Comment se porte ifm electronic en
2014 ?
Notre
dernier chiffre d’affaires s’est élevé à 630 millions d’euros. A l’avenir, nous
visons les 10% de croissance par an, ce qui devrait nous amener à dépasser le
milliard d’euros en 2018. Dans ce but, nous avons revu l’organisation du
groupe. Il est désormais dirigé par la fondation ifm Stiftung et est composé de
quatre divisions : ifm electronic, ifm position, ifm network & control
et ifm process.
Nous voulons traiter le monde comme un seul marché. Dans les pays en
croissance, nous allons développer notre présence et dans les pays matures,
nous continuerons à croître en proposant des nouveautés technologiques. Une de nos forces vient du
fait que nous réfléchissons sur le long terme. Par exemple, cela nous a pris du
temps pour rentrer sur le marché des engins mobiles, mais désormais nous y sommes
bien placés. Dans 10 ans nous serons beaucoup plus internationaux, moins de 20%
de nos produits seront vendus en Allemagne et notre portefeuille produit
comportera beaucoup plus de software. Par contre, il n’est pas question de ne
plus être une entreprise familiale.
Quelles sont les technologies qui vous
manquent ?
En termes de
produits, notre portefeuille est déjà très large. A l’avenir, les capteurs
deviendront de plus en plus complexes et de plus en plus intelligents, pour
assurer la collecte et le transfert des données. Nous devrons aussi développer la
partie « communication ». Dans ce cadre, le logiciel Line Recorder Agent
constitue un élément essentiel. Et il y a de la place entre le capteur et
l’analyse des données pour développer d’autres produits… La vision 3D va
également jouer un rôle plus important dans le futur.
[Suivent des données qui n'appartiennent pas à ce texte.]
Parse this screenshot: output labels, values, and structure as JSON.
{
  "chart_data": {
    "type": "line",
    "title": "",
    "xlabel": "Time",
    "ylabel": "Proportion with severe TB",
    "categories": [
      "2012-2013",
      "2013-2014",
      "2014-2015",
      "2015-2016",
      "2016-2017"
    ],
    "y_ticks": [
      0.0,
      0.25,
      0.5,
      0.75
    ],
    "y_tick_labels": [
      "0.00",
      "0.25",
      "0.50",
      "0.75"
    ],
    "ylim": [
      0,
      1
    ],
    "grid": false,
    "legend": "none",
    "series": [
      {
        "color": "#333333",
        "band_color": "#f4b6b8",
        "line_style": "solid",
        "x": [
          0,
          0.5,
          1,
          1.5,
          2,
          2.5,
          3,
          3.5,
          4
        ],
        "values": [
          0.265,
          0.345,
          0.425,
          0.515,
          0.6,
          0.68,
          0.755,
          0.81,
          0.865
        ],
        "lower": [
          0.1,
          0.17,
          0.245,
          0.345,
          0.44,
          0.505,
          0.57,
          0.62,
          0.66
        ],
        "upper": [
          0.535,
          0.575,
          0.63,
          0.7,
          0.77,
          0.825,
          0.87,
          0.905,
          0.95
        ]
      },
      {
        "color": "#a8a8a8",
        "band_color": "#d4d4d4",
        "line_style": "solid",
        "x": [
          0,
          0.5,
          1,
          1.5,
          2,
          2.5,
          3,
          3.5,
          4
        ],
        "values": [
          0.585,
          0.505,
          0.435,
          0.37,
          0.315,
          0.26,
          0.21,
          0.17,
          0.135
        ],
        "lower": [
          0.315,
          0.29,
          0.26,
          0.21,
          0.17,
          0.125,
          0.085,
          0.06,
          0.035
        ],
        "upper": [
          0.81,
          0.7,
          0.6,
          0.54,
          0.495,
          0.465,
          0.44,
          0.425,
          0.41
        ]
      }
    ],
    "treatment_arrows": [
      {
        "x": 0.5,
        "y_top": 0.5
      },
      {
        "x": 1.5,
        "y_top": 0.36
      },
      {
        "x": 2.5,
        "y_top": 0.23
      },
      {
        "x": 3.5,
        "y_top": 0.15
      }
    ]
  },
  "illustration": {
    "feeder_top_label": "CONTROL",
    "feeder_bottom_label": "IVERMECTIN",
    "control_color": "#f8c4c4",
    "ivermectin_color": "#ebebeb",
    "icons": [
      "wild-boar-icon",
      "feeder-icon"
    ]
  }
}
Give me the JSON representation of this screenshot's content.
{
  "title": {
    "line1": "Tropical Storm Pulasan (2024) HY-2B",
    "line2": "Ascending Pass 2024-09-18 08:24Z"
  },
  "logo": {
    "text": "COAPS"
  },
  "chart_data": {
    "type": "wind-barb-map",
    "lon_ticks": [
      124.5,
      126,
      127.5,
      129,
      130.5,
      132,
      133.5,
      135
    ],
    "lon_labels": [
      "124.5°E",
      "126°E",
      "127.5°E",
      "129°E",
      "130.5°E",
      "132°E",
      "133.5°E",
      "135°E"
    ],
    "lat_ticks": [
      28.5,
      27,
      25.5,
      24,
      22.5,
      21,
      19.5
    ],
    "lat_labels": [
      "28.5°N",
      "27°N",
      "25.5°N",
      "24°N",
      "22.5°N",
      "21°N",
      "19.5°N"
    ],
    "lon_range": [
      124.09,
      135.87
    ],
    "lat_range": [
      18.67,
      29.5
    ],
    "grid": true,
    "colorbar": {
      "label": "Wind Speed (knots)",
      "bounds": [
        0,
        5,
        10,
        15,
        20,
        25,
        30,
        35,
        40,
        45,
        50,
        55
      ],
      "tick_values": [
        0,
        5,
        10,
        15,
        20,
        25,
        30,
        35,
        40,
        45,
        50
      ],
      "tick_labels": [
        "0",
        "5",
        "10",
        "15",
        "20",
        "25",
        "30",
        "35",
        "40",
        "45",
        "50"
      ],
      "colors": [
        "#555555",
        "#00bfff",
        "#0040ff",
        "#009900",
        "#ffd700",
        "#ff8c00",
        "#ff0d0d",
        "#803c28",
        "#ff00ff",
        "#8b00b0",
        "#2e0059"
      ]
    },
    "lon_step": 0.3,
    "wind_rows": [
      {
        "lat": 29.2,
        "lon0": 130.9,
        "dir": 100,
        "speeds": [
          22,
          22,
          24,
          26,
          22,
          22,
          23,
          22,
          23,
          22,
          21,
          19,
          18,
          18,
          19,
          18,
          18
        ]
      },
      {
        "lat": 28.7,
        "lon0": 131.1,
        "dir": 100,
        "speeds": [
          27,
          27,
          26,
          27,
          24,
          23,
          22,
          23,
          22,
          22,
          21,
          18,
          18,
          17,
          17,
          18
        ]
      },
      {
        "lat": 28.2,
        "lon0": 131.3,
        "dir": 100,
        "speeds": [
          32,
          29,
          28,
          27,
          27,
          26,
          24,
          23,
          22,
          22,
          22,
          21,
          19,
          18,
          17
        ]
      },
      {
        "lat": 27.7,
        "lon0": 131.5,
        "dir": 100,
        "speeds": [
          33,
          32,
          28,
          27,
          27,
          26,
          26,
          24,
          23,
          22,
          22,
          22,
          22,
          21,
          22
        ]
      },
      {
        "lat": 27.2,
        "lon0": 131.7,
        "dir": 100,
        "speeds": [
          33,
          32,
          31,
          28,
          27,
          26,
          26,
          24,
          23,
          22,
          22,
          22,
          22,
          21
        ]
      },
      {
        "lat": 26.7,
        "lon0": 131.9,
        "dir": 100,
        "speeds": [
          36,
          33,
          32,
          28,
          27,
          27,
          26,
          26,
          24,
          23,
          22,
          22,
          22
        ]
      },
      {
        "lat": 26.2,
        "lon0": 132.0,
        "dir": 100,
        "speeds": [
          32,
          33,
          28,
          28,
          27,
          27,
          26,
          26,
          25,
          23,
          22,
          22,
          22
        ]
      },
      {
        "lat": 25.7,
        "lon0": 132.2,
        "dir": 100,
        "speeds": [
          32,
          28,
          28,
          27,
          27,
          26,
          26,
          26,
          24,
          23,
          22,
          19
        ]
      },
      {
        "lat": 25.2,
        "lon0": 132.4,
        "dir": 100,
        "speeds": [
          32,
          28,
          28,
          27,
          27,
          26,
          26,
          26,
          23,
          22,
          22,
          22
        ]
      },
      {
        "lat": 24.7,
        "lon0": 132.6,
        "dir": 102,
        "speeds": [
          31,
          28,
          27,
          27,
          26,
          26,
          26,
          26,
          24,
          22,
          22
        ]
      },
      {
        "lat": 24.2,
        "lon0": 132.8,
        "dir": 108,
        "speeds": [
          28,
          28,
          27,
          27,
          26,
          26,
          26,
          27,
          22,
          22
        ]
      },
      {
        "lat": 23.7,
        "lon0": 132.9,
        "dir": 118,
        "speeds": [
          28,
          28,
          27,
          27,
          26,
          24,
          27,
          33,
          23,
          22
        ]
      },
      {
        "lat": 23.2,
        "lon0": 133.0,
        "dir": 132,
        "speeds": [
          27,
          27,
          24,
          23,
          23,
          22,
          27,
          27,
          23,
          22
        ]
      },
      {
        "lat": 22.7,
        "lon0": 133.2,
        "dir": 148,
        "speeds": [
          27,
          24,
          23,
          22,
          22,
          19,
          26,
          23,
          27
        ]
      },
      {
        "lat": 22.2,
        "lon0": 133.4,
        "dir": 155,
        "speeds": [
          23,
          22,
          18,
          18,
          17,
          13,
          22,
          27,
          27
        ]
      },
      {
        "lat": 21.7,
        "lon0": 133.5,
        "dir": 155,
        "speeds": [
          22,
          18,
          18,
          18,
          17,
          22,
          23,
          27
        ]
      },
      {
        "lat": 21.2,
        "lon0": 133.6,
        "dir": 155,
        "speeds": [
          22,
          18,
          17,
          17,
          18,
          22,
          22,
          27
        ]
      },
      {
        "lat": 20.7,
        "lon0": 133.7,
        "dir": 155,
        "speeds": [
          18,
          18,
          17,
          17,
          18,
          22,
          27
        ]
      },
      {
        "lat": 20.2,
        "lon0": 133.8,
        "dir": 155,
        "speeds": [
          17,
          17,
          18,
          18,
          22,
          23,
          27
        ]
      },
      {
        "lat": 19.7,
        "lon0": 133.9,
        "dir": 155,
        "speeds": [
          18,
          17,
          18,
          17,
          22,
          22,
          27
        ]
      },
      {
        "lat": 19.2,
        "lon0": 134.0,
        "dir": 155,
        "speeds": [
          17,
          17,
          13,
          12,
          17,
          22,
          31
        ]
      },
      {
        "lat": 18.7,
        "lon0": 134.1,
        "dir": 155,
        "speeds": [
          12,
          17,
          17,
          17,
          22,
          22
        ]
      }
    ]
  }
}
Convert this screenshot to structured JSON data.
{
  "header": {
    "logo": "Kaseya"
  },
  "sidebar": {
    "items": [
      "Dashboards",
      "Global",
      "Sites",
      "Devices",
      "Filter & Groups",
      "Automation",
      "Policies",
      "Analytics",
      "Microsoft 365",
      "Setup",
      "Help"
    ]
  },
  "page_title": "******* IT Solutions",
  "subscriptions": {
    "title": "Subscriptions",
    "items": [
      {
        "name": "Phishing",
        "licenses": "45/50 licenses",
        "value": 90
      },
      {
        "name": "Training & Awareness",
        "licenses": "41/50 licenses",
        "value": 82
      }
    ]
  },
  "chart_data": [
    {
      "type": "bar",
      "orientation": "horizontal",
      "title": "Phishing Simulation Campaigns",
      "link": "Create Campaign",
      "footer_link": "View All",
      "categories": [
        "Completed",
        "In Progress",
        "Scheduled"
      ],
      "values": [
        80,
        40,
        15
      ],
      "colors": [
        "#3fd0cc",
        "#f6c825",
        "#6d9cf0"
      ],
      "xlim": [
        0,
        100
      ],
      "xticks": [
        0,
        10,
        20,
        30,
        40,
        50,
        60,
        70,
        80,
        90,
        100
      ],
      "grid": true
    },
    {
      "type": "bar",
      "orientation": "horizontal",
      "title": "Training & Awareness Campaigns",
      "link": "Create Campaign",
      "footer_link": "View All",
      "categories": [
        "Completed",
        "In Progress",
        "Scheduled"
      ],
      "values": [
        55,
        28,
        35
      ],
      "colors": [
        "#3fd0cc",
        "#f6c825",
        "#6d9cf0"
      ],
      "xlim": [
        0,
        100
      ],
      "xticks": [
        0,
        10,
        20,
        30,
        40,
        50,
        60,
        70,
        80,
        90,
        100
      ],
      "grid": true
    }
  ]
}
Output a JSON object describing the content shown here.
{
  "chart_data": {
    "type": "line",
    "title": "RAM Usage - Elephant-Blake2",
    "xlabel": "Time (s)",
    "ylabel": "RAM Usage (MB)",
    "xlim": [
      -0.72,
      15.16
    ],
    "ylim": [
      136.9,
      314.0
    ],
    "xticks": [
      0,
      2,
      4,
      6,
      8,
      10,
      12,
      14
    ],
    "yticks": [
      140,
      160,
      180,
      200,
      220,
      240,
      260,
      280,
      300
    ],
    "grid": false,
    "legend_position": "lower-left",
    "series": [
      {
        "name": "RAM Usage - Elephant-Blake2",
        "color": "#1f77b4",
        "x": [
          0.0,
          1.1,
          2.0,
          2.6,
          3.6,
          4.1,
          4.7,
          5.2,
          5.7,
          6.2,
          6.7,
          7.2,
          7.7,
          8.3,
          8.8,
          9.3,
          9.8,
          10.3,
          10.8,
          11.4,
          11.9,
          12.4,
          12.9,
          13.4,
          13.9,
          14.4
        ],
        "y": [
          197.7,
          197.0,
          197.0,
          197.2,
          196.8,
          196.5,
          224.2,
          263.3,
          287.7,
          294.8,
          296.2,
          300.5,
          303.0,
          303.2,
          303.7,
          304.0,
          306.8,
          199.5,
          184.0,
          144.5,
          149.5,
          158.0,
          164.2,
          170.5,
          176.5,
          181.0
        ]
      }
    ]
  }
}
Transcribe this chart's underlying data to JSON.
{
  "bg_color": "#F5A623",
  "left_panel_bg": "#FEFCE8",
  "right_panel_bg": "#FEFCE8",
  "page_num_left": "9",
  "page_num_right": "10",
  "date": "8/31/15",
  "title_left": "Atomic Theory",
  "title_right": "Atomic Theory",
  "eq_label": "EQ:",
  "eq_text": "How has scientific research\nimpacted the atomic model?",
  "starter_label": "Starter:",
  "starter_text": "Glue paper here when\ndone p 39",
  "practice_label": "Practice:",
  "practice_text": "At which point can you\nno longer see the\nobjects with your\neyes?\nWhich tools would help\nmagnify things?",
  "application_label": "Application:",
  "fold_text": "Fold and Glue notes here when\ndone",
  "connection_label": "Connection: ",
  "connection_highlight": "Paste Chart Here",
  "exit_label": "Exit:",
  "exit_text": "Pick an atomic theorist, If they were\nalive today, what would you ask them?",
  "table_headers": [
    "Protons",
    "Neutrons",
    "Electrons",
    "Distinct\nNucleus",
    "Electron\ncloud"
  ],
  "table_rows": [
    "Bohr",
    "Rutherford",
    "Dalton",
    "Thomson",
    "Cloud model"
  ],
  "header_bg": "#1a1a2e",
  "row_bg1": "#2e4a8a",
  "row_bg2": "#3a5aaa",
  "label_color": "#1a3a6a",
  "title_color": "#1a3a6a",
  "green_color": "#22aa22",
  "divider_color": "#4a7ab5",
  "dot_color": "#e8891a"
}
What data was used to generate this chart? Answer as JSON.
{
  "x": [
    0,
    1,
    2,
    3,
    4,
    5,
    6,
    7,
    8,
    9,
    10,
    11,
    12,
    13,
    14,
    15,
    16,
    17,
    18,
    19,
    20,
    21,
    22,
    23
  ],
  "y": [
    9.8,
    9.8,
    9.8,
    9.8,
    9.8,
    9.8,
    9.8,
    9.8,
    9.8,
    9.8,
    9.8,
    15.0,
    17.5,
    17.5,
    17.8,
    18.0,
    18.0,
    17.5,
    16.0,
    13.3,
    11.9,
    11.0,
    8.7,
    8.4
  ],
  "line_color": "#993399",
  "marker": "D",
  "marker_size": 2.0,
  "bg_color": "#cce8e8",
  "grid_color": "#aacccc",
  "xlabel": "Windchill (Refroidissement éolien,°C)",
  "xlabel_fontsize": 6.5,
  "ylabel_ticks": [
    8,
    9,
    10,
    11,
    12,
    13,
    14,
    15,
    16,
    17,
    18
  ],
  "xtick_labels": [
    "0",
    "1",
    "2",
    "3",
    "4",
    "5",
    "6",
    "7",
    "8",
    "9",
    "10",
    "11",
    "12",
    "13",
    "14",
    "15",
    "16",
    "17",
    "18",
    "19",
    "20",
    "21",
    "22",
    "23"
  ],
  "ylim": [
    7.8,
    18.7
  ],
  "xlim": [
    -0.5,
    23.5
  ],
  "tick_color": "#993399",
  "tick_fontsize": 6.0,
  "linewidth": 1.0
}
Cela passera-t-il par de nouvelles
acquisitions ?
Nous n’avons
pas de plan d’acquisitions précis pour faire grossir l’entreprise, mais plutôt
pour compléter le portefeuille de technologies. C’est ce que nous avons fait
avec le PMD et avec Datalink. Nous restons donc très attentifs. Si l’on regarde
vers l’avenir, les aspects les plus importants à développer seront la
communication, la mémorisation et le traitement de données pour commander et
surveiller des lignes de production ou des usines entières.